UMERKOT/THATTA: Ameer Ali, a 54-year-old agricultural worker, traveled some 70 kilometers to the southern Pakistani coastal district of Thatta from his native village in Sujawal district in mid-August, when floods washed away his home and the rice crop on the field where he worked. Ali is one of hundreds of thousands of people in Pakistan who have been forced to migrate because of heavy monsoon rains resulting from changing weather patterns.
Monsoon downpours and subsequent floods have caused widespread death and destruction in Pakistan, with more than 1,100 people killed, 33 million affected and large swathes of prime farmland washed away. The southern Sindh province is worst affected, where rains and flash floods have damaged 840,723 houses.
Officials have blamed the devastation on human-driven climate change, saying Pakistan is unfairly bearing the consequences of irresponsible environmental practices elsewhere in the world.

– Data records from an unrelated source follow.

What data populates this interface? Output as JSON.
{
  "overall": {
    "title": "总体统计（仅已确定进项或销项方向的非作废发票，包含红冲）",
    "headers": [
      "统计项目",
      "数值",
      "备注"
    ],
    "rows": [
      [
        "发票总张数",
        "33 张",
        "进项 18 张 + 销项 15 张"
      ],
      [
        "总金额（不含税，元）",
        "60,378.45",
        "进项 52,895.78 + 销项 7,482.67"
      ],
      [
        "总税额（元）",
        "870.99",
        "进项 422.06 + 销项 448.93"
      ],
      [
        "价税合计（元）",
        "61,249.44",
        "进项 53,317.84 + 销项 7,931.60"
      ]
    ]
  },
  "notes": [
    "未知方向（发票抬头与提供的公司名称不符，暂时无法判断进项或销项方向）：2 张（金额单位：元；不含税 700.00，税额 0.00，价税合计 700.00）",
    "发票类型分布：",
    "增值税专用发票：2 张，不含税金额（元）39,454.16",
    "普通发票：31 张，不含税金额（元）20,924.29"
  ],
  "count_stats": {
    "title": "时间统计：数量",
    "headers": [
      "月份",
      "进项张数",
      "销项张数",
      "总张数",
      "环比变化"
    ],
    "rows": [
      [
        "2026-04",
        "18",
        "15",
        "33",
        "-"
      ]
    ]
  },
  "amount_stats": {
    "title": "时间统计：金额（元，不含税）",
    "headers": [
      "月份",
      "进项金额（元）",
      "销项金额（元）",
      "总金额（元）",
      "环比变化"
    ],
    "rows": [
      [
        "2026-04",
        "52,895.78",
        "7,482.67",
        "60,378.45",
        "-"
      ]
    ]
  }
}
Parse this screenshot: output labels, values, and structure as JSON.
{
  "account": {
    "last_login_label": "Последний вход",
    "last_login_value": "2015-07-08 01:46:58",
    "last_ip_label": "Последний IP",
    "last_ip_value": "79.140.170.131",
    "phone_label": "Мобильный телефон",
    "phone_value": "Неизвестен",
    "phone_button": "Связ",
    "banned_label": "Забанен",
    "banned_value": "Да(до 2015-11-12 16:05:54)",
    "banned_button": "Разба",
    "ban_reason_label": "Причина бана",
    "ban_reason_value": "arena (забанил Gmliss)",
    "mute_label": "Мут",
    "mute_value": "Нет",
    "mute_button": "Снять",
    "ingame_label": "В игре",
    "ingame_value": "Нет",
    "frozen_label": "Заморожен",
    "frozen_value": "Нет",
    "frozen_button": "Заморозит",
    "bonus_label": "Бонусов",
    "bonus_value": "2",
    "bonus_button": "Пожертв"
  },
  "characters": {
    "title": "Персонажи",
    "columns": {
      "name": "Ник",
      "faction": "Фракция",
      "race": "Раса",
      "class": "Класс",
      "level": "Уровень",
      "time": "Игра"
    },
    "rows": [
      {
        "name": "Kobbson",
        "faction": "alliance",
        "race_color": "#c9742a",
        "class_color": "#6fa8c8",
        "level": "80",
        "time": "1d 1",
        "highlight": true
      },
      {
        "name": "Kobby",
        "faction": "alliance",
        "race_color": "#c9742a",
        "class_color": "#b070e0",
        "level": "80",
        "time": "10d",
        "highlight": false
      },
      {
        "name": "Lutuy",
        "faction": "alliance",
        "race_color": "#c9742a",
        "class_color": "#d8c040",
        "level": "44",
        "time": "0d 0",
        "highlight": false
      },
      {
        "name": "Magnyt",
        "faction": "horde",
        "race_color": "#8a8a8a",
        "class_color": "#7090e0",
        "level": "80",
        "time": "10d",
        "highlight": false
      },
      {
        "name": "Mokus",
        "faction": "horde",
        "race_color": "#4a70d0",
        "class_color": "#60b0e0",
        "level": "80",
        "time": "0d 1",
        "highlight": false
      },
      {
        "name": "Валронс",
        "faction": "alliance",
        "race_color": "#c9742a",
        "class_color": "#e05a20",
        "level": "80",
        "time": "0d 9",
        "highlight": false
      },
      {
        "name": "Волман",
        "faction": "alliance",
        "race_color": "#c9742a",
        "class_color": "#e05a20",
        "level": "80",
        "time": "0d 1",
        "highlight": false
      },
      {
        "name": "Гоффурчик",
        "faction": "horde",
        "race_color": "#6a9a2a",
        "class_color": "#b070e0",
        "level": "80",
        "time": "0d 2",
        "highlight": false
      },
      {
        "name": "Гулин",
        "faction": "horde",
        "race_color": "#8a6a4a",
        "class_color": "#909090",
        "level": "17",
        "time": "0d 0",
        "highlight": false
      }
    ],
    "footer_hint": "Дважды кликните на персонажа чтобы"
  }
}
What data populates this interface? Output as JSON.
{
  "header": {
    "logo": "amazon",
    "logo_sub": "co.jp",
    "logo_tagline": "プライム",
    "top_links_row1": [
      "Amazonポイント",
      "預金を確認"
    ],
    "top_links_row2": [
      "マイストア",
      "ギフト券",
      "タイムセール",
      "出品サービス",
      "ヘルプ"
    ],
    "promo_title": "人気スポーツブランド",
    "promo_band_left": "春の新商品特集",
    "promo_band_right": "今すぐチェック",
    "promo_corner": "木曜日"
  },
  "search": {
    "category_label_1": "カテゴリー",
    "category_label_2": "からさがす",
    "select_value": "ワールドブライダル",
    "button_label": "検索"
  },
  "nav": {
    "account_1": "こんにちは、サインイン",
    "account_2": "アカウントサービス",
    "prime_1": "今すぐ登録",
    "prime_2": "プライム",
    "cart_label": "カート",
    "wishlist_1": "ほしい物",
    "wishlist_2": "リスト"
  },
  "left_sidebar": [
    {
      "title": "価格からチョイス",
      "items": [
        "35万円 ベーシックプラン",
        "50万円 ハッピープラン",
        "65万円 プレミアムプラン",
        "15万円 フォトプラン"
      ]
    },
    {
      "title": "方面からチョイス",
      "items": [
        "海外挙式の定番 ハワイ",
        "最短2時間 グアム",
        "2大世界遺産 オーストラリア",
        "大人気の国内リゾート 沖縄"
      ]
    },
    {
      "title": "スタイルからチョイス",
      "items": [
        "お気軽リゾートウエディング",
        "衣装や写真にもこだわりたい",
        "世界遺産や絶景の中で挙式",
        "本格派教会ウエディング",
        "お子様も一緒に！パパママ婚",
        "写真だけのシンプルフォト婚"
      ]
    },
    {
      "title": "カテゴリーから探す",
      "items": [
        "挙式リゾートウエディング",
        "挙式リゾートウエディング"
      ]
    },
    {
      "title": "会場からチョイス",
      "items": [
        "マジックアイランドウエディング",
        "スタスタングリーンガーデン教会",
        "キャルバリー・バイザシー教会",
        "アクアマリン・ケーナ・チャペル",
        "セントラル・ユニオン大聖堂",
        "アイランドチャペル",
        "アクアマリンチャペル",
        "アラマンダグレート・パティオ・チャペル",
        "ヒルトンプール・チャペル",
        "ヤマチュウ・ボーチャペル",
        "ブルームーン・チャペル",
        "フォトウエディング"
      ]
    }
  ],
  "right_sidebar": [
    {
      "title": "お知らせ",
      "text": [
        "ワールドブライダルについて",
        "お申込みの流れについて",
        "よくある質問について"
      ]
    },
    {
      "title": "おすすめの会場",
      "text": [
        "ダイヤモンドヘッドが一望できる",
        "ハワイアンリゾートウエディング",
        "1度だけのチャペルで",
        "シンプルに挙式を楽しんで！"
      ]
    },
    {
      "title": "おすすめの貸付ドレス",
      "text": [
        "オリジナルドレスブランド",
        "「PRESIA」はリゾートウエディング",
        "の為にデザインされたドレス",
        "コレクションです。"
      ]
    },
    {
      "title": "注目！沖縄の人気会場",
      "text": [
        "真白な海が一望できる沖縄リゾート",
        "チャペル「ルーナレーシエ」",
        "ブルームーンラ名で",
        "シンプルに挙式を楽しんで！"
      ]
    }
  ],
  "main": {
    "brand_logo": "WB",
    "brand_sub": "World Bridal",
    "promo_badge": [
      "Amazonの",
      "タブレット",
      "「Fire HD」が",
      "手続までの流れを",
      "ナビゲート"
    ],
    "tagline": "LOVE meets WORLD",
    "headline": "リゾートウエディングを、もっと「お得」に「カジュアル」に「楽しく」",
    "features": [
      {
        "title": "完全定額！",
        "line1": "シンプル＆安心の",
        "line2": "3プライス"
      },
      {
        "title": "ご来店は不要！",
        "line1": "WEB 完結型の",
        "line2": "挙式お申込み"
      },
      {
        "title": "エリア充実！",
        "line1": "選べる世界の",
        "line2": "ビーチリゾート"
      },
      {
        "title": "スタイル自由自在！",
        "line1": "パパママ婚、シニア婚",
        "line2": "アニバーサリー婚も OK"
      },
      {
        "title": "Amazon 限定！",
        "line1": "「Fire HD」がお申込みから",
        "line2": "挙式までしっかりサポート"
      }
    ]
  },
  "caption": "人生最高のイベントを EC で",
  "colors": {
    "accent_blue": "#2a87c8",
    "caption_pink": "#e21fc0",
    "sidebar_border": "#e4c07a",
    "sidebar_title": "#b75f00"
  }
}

Ali, who has rented a house in Thatta for his 11-member family, says he has migrated at least thrice in the last 35 years as a natural calamity hit the region every decade or so.
“I migrated in 1988 because of floods, followed by a cyclone in 1999. I still remember many among us died in the cyclone,” the 54-year-old told Arab News in Thatta on Sunday.
“In 2010, I migrated because of floods.”
Ali says they no longer feel safe because of rains, floods and cyclones hitting the region after every few years. But his problems do not just end here.
“Here in Thatta, my sons and I hardly find any livelihood. So I am worried about paying rent,” he said. “Until the flood water drains out, we cannot return whether it takes two months or three.”
Sindh’s Umerkot district in the Thar desert region traditionally witnesses migrant outflux in the drought season from March till early-June. Locals migrate with their livestock toward riverine areas of the province along the Indus River. But the ongoing monsoon rains have caused a reverse migration this year and people have been migrating toward the desert from riverine areas.
Sakeena Bibi, 40, also traveled around 40 kilometers along with her family from Bachaband area in Mirpurkhas district to Umerkot. She and her neighbors, mostly agricultural workers, were forced to vacate their area after flash floods destroyed their houses. Like Ali, this meant a loss of her livelihood as well.
“We were drowned. Floods left nothing for us. Only helpless people leave their houses,” Bibi told Arab News in Umerkot.
“I am living in open camps with my adult daughters. Mostly we starve here. Mosquitoes and contaminated water are making us sick, especially children.”
In 2020, more than 18 million people in South Asia were climate migrants who were forced to move to other areas due to slow-onset impacts of sea-level rise, water stress, crop yield reductions, ecosystem loss and drought, according to a report by ActionAid, a Johannesburg-based international organization working on a range of development issues.
Pakistan alone is expected to have around 2 million climate migrants by 2050, not including those who would be displaced due to the sudden onset of climate disasters, such as floods and cyclones, the report said.
Experts stress the need for a national rehabilitation plan to address the issue of climate-induced migration.
“In wake of future climate change challenges, climate-induced migration is likely to increase in big cities. With already poor infrastructure, our big cities cannot bear the huge influx of climate migrants. So there is a need to improve infrastructure at the town level,” said Professor Noman Ahmed, dean at the department of architecture and planning at Karachi’s NED University.
“As per estimates, Pakistan’s urban population would increase to 50 percent by 2030 from the existing 36 percent. Fifty-four percent of the country’s urban population lives in 10 big cities. At present there are 550 towns and big cities. In order to stop the inflow of population into these big cities, we need to improve facilities, health, education and livelihood infrastructure in the remaining 540 towns.”
For the people uprooted nowadays, he said, it was very important to return to their respective areas and start their life positively when the flood water receded.
Climate-induced displacement and migration influenced the society’s socio-economic dynamics, causing greater inequalities, whereas displaced rural communities in Pakistan were least prepared to cope with floods and droughts, according to a 2020 study by the Islamabad-based Sustainable Development Policy Institute (SDPI) and Climate Action Network South Asia (CANSA), a coalition of over 250 civil society organizations working in eight South Asian countries.
Maryam Shabbir Abbasi, a US-based Pakistani who co-authored the SDPI study, says it is high time for the government to make a national and sub-national level migration policy that would focus on climate-induced migration planning and management.
“The better way to manage climate induced migration is to invest in capacity building of locals. They should be provided with necessary funds to use for mobility during disasters like floods,” Abbasi told Arab News.
“It is important to form an effective approach with institutional support and take adaptive measures if we want to reduce vulnerabilities as well as the number of migrants.”